Tahliye taleplerini değerlendirmesi için ise dosyayı İstanbul 32. Asliye Ceza Hâkimliği'ne gönderdi. Bu mahkeminin hâkimi ise, Hrant Dink davasına bakan İstanbul 14. Ağır Ceza Mahkemesi'nin üye hâkimi olan Mustafa Başer.
Hâkim Başer cumartesi gecesi kararını verdi. Ancak soruşturma dosyalarını savcılığın 'yetkili olmadığı' için göndermediği Hâkim Başer, soruşturma dosyalarını incelemeden kararını açıkladı. Hâkim Başer, Samanyolu TV yöneticisi Hidayet Karaca ile Yurt Atayün, Ali Fuat Yılmazer ve Ömer Köse gibi isimlerin de aralarında bulunduğu 70'e yakın polisin tahliyesine karar verdi.
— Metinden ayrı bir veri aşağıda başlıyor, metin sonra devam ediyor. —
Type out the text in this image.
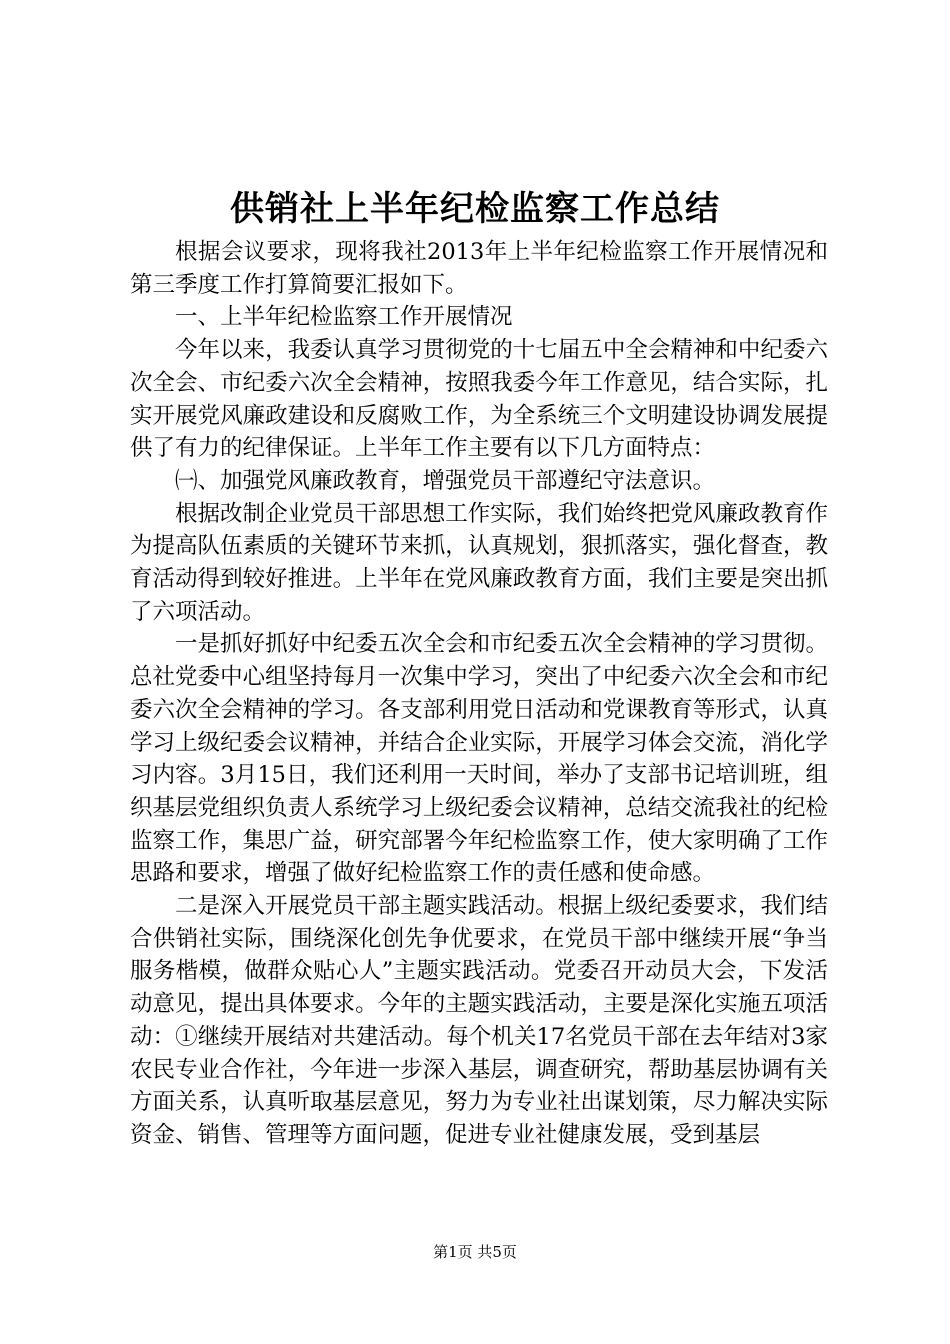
供销社上半年纪检监察工作总结

根据会议要求，现将我社2013年上半年纪检监察工作开展情况和第三季度工作打算简要汇报如下。

一、上半年纪检监察工作开展情况

今年以来，我委认真学习贯彻党的十七届五中全会精神和中纪委六次全会、市纪委六次全会精神，按照我委今年工作意见，结合实际，扎实开展党风廉政建设和反腐败工作，为全系统三个文明建设协调发展提供了有力的纪律保证。上半年工作主要有以下几方面特点：

㈠、加强党风廉政教育，增强党员干部遵纪守法意识。

根据改制企业党员干部思想工作实际，我们始终把党风廉政教育作为提高队伍素质的关键环节来抓，认真规划，狠抓落实，强化督查，教育活动得到较好推进。上半年在党风廉政教育方面，我们主要是突出抓了六项活动。

一是抓好抓好中纪委五次全会和市纪委五次全会精神的学习贯彻。总社党委中心组坚持每月一次集中学习，突出了中纪委六次全会和市纪委六次全会精神的学习。各支部利用党日活动和党课教育等形式，认真学习上级纪委会议精神，并结合企业实际，开展学习体会交流，消化学习内容。3月15日，我们还利用一天时间，举办了支部书记培训班，组织基层党组织负责人系统学习上级纪委会议精神，总结交流我社的纪检监察工作，集思广益，研究部署今年纪检监察工作，使大家明确了工作思路和要求，增强了做好纪检监察工作的责任感和使命感。

二是深入开展党员干部主题实践活动。根据上级纪委要求，我们结合供销社实际，围绕深化创先争优要求，在党员干部中继续开展“争当服务楷模，做群众贴心人”主题实践活动。党委召开动员大会，下发活动意见，提出具体要求。今年的主题实践活动，主要是深化实施五项活动：①继续开展结对共建活动。每个机关17名党员干部在去年结对3家农民专业合作社，今年进一步深入基层，调查研究，帮助基层协调有关方面关系，认真听取基层意见，努力为专业社出谋划策，尽力解决实际资金、销售、管理等方面问题，促进专业社健康发展，受到基层

第1页 共5页
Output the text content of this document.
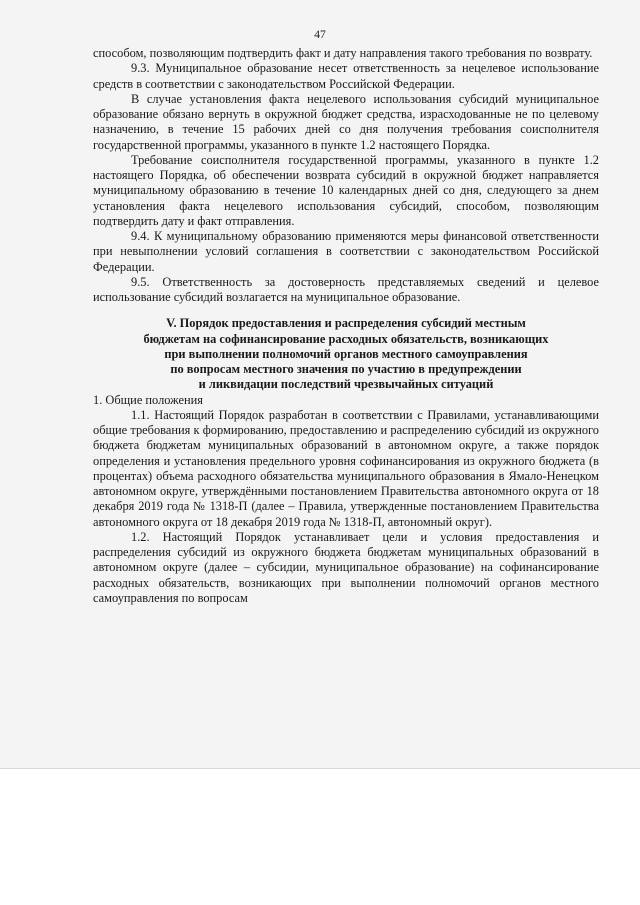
47

способом, позволяющим подтвердить факт и дату направления такого требования по возврату.

9.3. Муниципальное образование несет ответственность за нецелевое использование средств в соответствии с законодательством Российской Федерации.

В случае установления факта нецелевого использования субсидий муниципальное образование обязано вернуть в окружной бюджет средства, израсходованные не по целевому назначению, в течение 15 рабочих дней со дня получения требования соисполнителя государственной программы, указанного в пункте 1.2 настоящего Порядка.

Требование соисполнителя государственной программы, указанного в пункте 1.2 настоящего Порядка, об обеспечении возврата субсидий в окружной бюджет направляется муниципальному образованию в течение 10 календарных дней со дня, следующего за днем установления факта нецелевого использования субсидий, способом, позволяющим подтвердить дату и факт отправления.

9.4. К муниципальному образованию применяются меры финансовой ответственности при невыполнении условий соглашения в соответствии с законодательством Российской Федерации.

9.5. Ответственность за достоверность представляемых сведений и целевое использование субсидий возлагается на муниципальное образование.

V. Порядок предоставления и распределения субсидий местным
бюджетам на софинансирование расходных обязательств, возникающих
при выполнении полномочий органов местного самоуправления
по вопросам местного значения по участию в предупреждении
и ликвидации последствий чрезвычайных ситуаций

1. Общие положения

1.1. Настоящий Порядок разработан в соответствии с Правилами, устанавливающими общие требования к формированию, предоставлению и распределению субсидий из окружного бюджета бюджетам муниципальных образований в автономном округе, а также порядок определения и установления предельного уровня софинансирования из окружного бюджета (в процентах) объема расходного обязательства муниципального образования в Ямало-Ненецком автономном округе, утверждёнными постановлением Правительства автономного округа от 18 декабря 2019 года № 1318-П (далее – Правила, утвержденные постановлением Правительства автономного округа от 18 декабря 2019 года № 1318-П, автономный округ).

1.2. Настоящий Порядок устанавливает цели и условия предоставления и распределения субсидий из окружного бюджета бюджетам муниципальных образований в автономном округе (далее – субсидии, муниципальное образование) на софинансирование расходных обязательств, возникающих при выполнении полномочий органов местного самоуправления по вопросам
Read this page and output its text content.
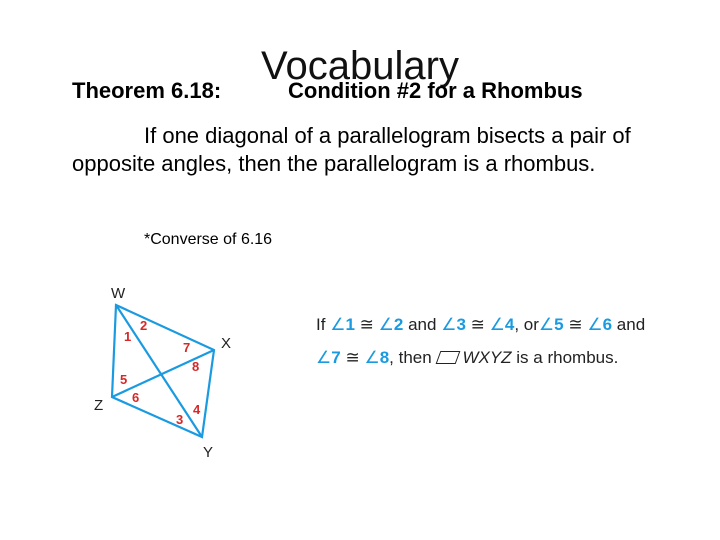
Vocabulary
Theorem 6.18:	Condition #2 for a Rhombus
If one diagonal of a parallelogram bisects a pair of opposite angles, then the parallelogram is a rhombus.
*Converse of 6.16
W
X
Y
Z
1
2
3
4
5
6
7
8
If ∠1 ≅ ∠2 and ∠3 ≅ ∠4, or∠5 ≅ ∠6 and
∠7 ≅ ∠8, then WXYZ is a rhombus.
Mahkemenin bu kararı ile yargıda yeni bir tartışma başladı. Çünkü Sulh Ceza Hâkimliği devreye girdi. Nöbetçi İstanbul 10. Sulh Ceza Hâkimliği bir karar verdi. Yetkinin kendisinde olduğunu belirten İstanbul 10. Sulh Ceza Hâkimliği 'İstanbul 29. ve 32. Asliye Ceza mahkemelerinin kararlarının geçersiz olduğuna, soruşturma aşamasındaki tutuklama ve itirazları değerlendirme yetkisinin Sulh Ceza Hâkimliği'nde olduğuna' hükmetti. Sulh Ceza Hâkimliği bu kararını polislerin tutuklu bulunduğu Silivri Cezaevi'nden sorumlu Bakırköy Cumhuriyet Başsavcılığı'na da göndererek, polislerin tahliye edilmesinin önüne geçti. HSYK 2. Dairesi, Metin Özçelik ile Mustafa Başer'in, haklarındaki soruşturma sonuçlanana kadar tedbiren açığa alınmasına karar verdi.